Também não é raro deputados fazerem “gracinhas” ou agirem de modo machista, ignorando
a fala das mulheres ou mesmo fazendo chacota. (E38)
Os depoimentos chamam atenção para o fato de que o machismo na comunicação é uma
forma de expressão da falta de confiança dos oradores masculinos na competência política das
deputadas de forma mais ampla. Isso é muito expressivo para o estudo aqui apresentado, pois os
pronunciamentos constituem uma parte fundamental na atividade política, como foi demonstrado
na primeira parte do texto, inclusive com as ideias de Hannah Arendt sobre como a política se
constrói pelo discurso. Segundo essa visão, desconsiderar os argumentos, sofrer achincalhamentos
e brincadeiras machistas constituem formas graves de obstrução do trabalho das deputadas.
Os casos em que as deputadas pedem a palavra nas sessões e são ignoradas pelos
presidentes é mencionada pelos/as informantes como “uma forma muito recorrente de desrespeito
à fala das mulheres”:
A preferência pelos atores masculinos é tão evidente, que quando uma mulher pede palavra,
mesmo nos termos regimentais, parece que ela incomoda. Por isso elas são ignoradas. É
como se fosse uma forma implícita de dizer a elas: aqui não é lugar de vocês. (E26)
Fico estarrecida de ver mulheres atuando como líderes, que podem pedir a palavra a qualquer
momento, segundo o regimento e mesmo assim são ignoradas pelos presidentes. Mas os
homens jamais são ignorados. (E12)
Quando há vários oradores inscritos e se instala uma disputa entre eles para ver quem fala
primeiro, as mulheres sempre perdem essa disputa. A vez delas, quase sempre é passada
para um homem e elas acabam ficando para o final da fila de inscritos, como se fossem
parlamentares de segunda classe. (E28)
Já vi várias situações em que as deputadas pedem a palavra no Plenário e elas são
sistematicamente ignoradas quando é um homem que preside a sessão. (E7)
Eu já presenciei várias situações em que o presidente concede formalmente a palavra a uma
deputada, mas não consegue falar, por que os homens gritam, xingam, dizem palavrões ou
fazem boicote à fala das mulheres. (E13)
Toda a sequência de relatos até agora mostra empiricamente como os oradores masculinos
se recusam a incluir as deputadas de modo efetivo, equitativo e respeitoso nos debates legislativos.

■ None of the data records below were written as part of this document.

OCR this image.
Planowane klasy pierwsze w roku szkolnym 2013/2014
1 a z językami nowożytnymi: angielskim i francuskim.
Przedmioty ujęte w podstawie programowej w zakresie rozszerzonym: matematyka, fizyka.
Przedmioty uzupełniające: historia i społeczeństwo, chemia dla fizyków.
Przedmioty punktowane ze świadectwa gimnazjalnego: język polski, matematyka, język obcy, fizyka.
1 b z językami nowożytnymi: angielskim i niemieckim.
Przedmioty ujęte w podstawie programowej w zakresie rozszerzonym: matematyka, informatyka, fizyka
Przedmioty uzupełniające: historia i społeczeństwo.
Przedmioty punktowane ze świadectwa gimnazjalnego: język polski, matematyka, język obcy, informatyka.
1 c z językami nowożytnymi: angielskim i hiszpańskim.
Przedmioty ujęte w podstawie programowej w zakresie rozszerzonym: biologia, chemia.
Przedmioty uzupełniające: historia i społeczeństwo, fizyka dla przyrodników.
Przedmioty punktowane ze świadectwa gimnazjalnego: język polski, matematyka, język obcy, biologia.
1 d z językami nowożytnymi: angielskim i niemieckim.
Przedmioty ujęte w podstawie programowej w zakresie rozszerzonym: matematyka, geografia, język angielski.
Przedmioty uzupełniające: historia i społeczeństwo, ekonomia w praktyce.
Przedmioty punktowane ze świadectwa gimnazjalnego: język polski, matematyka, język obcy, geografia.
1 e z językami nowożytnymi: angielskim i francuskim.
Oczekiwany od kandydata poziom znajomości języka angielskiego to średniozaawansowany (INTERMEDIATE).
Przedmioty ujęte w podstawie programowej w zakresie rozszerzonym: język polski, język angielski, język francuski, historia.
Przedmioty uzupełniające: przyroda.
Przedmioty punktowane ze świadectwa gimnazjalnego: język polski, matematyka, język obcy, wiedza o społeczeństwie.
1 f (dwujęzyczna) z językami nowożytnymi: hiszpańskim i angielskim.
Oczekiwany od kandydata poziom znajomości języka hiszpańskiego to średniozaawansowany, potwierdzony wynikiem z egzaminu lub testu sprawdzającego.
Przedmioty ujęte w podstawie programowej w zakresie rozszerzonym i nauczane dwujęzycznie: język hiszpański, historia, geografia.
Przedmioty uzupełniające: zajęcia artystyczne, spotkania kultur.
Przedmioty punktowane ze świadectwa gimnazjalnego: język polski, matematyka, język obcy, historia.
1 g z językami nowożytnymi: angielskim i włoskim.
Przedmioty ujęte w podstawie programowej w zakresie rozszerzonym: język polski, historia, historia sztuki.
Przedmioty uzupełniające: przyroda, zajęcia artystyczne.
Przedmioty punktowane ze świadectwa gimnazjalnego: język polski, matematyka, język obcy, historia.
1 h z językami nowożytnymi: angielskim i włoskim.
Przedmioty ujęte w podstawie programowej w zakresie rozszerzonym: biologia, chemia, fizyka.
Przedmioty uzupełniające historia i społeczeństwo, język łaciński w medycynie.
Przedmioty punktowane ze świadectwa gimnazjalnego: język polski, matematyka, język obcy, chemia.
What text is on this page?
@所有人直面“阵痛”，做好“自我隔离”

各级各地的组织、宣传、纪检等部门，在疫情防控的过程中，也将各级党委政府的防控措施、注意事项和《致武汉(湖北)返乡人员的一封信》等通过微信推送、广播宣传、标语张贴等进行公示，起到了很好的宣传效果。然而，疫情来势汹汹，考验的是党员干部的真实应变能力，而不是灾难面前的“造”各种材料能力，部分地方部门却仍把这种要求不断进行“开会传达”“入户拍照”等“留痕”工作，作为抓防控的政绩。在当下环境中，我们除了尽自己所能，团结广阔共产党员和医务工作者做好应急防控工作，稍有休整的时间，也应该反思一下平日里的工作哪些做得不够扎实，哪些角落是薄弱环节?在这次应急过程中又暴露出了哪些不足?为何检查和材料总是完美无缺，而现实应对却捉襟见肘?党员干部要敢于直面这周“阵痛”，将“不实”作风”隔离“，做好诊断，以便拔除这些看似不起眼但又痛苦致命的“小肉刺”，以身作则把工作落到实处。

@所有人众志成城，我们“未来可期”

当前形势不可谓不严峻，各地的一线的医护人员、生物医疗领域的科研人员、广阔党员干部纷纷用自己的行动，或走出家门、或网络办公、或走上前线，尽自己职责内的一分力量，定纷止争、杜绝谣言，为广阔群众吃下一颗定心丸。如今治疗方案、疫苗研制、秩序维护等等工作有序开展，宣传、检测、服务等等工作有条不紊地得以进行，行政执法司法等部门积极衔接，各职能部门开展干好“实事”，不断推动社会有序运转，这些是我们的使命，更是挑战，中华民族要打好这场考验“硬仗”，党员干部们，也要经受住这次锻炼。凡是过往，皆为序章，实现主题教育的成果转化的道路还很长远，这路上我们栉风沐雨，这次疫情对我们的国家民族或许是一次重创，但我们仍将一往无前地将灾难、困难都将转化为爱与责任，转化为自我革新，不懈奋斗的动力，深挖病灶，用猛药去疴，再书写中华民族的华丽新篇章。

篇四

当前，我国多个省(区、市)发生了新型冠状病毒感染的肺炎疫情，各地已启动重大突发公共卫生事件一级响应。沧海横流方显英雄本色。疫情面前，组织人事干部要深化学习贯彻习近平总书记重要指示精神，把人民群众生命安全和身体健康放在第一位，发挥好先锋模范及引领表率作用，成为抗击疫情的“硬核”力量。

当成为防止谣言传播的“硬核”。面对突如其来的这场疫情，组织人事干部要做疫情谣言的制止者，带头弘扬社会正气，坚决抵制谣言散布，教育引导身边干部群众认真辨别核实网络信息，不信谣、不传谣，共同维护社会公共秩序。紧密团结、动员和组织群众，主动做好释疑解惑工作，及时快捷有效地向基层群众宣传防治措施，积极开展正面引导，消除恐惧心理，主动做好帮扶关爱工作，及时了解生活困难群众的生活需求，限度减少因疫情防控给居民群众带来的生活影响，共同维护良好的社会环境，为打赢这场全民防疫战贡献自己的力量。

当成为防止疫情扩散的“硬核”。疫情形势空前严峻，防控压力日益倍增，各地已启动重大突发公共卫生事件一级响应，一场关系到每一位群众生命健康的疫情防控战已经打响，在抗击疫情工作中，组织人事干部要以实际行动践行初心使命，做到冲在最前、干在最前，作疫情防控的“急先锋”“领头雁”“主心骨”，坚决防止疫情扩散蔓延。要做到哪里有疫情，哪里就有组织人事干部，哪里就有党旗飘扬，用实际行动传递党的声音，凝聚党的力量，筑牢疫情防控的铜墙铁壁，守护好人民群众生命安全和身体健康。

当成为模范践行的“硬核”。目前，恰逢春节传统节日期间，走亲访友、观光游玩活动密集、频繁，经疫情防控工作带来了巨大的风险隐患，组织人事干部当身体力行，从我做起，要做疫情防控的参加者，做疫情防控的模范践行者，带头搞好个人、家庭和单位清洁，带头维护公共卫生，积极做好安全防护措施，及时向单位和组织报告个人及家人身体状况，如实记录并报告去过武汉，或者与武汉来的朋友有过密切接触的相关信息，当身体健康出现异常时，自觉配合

Assim, o machismo na comunicação compromete não só a paridade de gêneros, mas também
critérios fundamentais para a igualdade política e a própria democracia, como isonomia, isegoria,
isologia e isocracia (ARENDT, 2005).
Outras formas de machismo camuflado apontadas pelos informantes são os apartes, no
caso de deputadas, por ocasião do chamado “grande expediente”, momento da sessão plenária,
antes da ordem do dia, em que oradores/as previamente inscritos/as usam a tribuna por até 20
minutos para pronunciamentos temáticos:
Como uma forma de demonstração de poder e de ingerência na fala das mulheres, os
deputados recorrem ao artifício do aparte, cujo costume na Casa é de se conceder, pois a
não concessão é vista como falta de civilidade. Assim, é muito comum, o tempo de uma
deputada ser tomado por vários apartes de deputados que usam, de forma machista, o tempo
de uma mulher para falar e, assim, evitam que ela tenha tempo regimental integral. (E5)
Os apartes são muito prejudiciais às mulheres, pois a deputada, ao se inscrever, planeja o seu
discurso em função do tempo. Sua assessoria redige o discurso com zelo e dedicação, mas
na hora de falar, ela é impedida pelos colegas do sexo masculino, que abusam do recurso do
aparte. (E24)
Eu sempre fico muito incomodada com os apartes e a deputada também, mas virou costume
isso. Aliás um péssimo costume, pois interfere diretamente no tempo de fala das mulheres. (E40)
Os apartes são vistos pelos/as entrevistados/as como uma forma de “colonização” do discurso
das mulheres:
Em mais de dez anos assessorando deputadas, observo que há uma inflação de apartes
solicitados por homens, toda vez que uma deputada vai fazer um grande expediente. Mas
essa mesma prática não ocorre quando o orador é outro homem. Nesse caso, o número de
apartes é bem menor e geralmente ocorre ao final do pronunciamento do orador. Ou seja, um
homem ouve o outro e espera terminar seu argumento, ao contrário das mulheres, cujos
apartes são feitos sem que ela tenha oportunidade sequer de fazer a introdução de seu
discurso. O outro cavalheiro que solicita o aparte no grande expediente de outro homem,
geralmente é mais conciso, ou seja, há mais respeito. (E32)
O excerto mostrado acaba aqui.